CBRE: Five forces will shape the future of retail
- “Vibrant” mixed-use districts thrive. Space is getting snapped up in these developments (which blend office, residential, retail, dining, and entertainment) despite the fact that their rents are 74% higher than the ones in prime business districts and 110% higher than ones in non-premium districts. The availability rate in vibrant mixed-use projects has compressed over the past 10 years despite having the highest share of new supply as a percentage of existing inventory (17%) among the district types.
Consumers are gravitating to dense retail clusters. A change in living and working patterns since 2020 has activated new shopping areas, especially dense suburban retail clusters. Rent’s compound annual growth rate of 2.6% since the second quarter of 2022 outperformed the broader market, sending rents 28% higher than for all other retail (excluding high streets).
Since 2009, the average availability rate (5%) is lower in these clusters compared with the overall market (7% for retail excluding these clusters), with little variation over that period. Although the availability rate outside of these dense clusters has fallen faster, it is primarily due to virtually no availability within them, requiring retailers to find space in other, less dense locations.
New construction’s 15-year falloff. Retail development slowed precipitously over the past 15 years, with annual completions in 2021-2023 down by more than 80% from the mid-2000s. Combined with steady consumer and retailer demand, the national availability rate fell to 4.7% in the second quarter of 2024, equaling the lowest rate since at least 2005. As a result of these trends, the U.S. is now under-retailed by 200 million sq. ft., or approximately 5% of total stock.
Two-thirds of retail subsectors are vulnerable to e-commerce. Having measured the number of retail jobs lost to e-commerce since its inception at the turn of the century, CBRE found that 19 of the retail industry’s 28 subsectors have been highly susceptible to online shopping.

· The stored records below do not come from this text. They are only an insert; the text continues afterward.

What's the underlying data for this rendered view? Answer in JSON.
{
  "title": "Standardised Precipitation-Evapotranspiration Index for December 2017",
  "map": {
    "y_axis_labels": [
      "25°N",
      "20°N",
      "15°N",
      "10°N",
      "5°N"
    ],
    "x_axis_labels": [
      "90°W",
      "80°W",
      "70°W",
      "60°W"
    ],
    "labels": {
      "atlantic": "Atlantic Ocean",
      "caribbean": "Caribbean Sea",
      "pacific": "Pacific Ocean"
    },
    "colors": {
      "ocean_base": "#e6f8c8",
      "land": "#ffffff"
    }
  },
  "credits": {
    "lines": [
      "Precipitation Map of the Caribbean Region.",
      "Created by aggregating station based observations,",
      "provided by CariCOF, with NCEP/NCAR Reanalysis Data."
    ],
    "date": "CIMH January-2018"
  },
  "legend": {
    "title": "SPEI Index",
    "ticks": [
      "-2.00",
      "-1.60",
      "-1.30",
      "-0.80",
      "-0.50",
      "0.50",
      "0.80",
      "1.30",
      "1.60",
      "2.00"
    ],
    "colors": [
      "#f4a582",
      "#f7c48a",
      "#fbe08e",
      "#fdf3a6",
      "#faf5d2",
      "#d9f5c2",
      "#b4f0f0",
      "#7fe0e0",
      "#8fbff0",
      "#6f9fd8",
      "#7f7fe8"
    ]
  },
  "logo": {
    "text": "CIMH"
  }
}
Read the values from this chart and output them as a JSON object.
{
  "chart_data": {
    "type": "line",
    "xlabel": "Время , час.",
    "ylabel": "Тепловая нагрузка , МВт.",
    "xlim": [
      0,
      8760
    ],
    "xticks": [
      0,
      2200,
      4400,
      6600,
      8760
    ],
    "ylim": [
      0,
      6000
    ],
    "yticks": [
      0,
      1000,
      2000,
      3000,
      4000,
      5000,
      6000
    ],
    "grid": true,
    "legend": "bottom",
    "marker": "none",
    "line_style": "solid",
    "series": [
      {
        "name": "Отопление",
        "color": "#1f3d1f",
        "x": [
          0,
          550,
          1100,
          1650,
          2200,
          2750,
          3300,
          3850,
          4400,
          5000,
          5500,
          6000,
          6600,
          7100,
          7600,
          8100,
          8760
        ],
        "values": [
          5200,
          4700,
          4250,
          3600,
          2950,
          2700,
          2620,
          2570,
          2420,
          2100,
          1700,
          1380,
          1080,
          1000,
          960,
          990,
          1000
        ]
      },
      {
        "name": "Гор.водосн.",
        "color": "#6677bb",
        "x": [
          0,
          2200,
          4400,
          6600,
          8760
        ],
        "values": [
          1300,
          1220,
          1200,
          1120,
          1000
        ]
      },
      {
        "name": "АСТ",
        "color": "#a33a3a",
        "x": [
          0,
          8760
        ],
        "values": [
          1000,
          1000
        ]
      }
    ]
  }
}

The subsector plainly taking the worst of it is bookstores, whose sales fall off by 17.8% on a 1% national increase in e-commerce adoption. Next came office supplies (-10.4%), department stores (-8%), electronics (-7.2%), home furnishings (-6.1%), and clothing stores (-6%). Subsectors that have proven wholly resistant to e-commerce included warehouse clubs, grocery stores, lawn and garden, and beer and wine stores.